India accounted for 66% of malaria cases in the WHO South-East Asia Region in 2022. The World Malaria Report said that there is an estimated 33.8 lakh cases and 5,511 deaths in India in 2022. 

India saw a decline of 30 per cent in malaria incidence and 34 per cent in mortality in 2022 compared to the previous year. India aims to eliminate malaria (zero indigenous cases) by 2030.

In 2020, 29 of the 85 malaria-endemic countries accounted for 96% of malaria cases. India contributed 1.7% of malaria cases and 1.2% of deaths globally.

The WHO SEARO head said everyone has the right to quality, timely, and affordable malaria services, yet this remains elusive for many, perpetuating a cycle of inequity that disproportionately affects the most vulnerable among us.

“Together, let us commit to accelerating the fight against malaria, forging partnerships, and implementing evidence-based strategies to achieve a more equitable world where no one is left behind in our quest to end malaria for good,” she added.

Infants and young children, especially those under five, are particularly affected, with disparities in access to education and financial resources compounding their risk.

Pregnant women also face heightened risks, as pregnancy reduces immunity to malaria, making them more susceptible to infection and severe disease. 

“Gender inequalities, discrimination, and harmful gender norms further increase their vulnerability. Without timely and appropriate intervention, malaria in pregnancy can have devastating consequences, including severe anaemia, maternal death, stillbirth, premature delivery, and low-birth-weight babies,” she said.

Refugees, migrants, internally displaced people, and indigenous people are also at heightened risk of malaria, often excluded from disease control efforts and experiencing adverse conditions where malaria thrives, she further said. 

Climate change and humanitarian emergencies exacerbate these challenges, displacing populations and making them more susceptible to the disease.

She noted that there has been some progress in recent years in the Region, which witnessed a substantial decline in malaria cases and deaths, marking the most significant reduction among all WHO regions. 

She said much progress has been made by countries such as Bhutan, Nepal, and Timor-Leste, demonstrating that with political commitment and collective action, malaria elimination is within reach. 

However, malaria elimination is far from over, she said. 

On this occasion, WHO calls for renewed attention to the barriers to health equity, gender equality, and human rights in malaria responses. 

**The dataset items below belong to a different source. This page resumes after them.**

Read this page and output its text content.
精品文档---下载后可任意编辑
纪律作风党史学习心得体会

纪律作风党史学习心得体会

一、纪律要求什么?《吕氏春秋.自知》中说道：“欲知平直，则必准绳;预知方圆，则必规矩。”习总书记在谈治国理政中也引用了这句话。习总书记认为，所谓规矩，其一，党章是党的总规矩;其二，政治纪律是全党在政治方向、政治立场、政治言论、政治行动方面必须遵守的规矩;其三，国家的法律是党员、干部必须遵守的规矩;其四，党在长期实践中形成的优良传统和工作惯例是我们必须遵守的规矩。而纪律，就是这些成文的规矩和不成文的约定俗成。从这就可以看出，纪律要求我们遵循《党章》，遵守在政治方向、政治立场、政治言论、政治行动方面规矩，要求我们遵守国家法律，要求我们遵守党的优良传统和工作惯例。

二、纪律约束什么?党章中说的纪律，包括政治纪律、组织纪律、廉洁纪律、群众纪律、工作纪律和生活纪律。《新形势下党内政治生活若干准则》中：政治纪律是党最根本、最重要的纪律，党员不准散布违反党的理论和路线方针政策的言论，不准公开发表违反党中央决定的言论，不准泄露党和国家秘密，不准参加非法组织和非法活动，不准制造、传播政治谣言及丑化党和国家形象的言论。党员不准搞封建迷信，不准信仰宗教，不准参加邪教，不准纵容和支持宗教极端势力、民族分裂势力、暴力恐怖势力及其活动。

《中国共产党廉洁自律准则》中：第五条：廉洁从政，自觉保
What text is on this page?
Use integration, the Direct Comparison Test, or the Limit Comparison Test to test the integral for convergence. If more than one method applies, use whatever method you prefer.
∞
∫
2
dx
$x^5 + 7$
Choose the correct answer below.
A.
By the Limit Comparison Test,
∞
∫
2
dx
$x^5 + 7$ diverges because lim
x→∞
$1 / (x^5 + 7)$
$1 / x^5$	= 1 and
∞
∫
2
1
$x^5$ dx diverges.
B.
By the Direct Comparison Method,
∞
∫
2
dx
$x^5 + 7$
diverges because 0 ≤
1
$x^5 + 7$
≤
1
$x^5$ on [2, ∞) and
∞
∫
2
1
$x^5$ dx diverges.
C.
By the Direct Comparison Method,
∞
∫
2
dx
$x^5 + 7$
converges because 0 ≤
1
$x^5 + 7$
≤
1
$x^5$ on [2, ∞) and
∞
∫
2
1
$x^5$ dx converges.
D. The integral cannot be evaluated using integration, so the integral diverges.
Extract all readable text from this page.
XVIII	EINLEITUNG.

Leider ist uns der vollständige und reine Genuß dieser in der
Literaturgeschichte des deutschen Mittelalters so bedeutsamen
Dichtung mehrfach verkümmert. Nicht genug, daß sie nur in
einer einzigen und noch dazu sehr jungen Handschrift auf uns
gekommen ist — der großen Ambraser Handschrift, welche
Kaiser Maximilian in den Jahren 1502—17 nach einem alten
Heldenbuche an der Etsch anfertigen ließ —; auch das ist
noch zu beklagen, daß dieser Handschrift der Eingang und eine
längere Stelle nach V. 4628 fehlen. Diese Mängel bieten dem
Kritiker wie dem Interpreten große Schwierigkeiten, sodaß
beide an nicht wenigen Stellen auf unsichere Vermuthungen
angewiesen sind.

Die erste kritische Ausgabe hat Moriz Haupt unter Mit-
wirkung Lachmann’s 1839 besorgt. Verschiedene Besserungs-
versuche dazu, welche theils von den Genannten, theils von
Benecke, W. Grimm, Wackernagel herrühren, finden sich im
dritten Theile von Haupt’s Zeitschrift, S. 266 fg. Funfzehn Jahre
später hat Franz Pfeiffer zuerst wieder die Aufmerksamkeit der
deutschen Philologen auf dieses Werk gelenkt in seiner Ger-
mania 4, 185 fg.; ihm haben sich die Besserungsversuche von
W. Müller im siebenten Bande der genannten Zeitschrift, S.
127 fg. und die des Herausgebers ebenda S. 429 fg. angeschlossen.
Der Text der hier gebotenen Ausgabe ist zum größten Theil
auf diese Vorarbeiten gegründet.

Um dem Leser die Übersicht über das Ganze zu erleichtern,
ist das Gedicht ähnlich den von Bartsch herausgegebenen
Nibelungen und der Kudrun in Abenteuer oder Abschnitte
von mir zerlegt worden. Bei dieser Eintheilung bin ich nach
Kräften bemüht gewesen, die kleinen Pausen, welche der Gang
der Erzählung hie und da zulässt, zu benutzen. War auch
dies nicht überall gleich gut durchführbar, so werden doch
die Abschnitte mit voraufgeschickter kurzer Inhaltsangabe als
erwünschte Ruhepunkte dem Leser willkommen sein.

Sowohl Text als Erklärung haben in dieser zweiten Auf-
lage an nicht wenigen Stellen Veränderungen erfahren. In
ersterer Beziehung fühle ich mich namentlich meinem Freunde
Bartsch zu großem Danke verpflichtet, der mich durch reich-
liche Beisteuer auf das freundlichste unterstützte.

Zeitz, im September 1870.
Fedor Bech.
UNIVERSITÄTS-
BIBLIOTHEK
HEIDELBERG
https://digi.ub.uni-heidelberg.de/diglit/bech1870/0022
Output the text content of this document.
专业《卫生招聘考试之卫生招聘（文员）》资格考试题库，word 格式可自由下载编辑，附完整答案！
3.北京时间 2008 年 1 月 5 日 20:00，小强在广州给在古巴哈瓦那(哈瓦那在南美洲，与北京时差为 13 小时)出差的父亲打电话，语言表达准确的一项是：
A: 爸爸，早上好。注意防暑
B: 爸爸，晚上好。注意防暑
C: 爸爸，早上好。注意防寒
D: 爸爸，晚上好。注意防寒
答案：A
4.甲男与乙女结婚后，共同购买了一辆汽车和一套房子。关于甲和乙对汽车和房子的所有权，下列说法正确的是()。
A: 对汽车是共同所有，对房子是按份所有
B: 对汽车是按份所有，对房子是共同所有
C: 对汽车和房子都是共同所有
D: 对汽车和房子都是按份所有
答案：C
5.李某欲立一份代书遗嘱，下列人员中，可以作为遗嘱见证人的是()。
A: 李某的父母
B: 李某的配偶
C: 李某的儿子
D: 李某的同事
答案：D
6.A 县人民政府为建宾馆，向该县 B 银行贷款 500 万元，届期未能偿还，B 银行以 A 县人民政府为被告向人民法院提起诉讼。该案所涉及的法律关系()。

“We must redouble our efforts to overcome these challenges and ensure that all individuals, regardless of their socio-economic status or geographical location, have access to life-saving malaria prevention, diagnosis, and treatment services,” the regional director said.

“Moreover, by leveraging digital technology, we can better understand the diverse health needs of populations, collect and analyse data, and monitor progress in real-time, enabling us to identify and address health inequities through proven interventions and innovation in service delivery,” she added.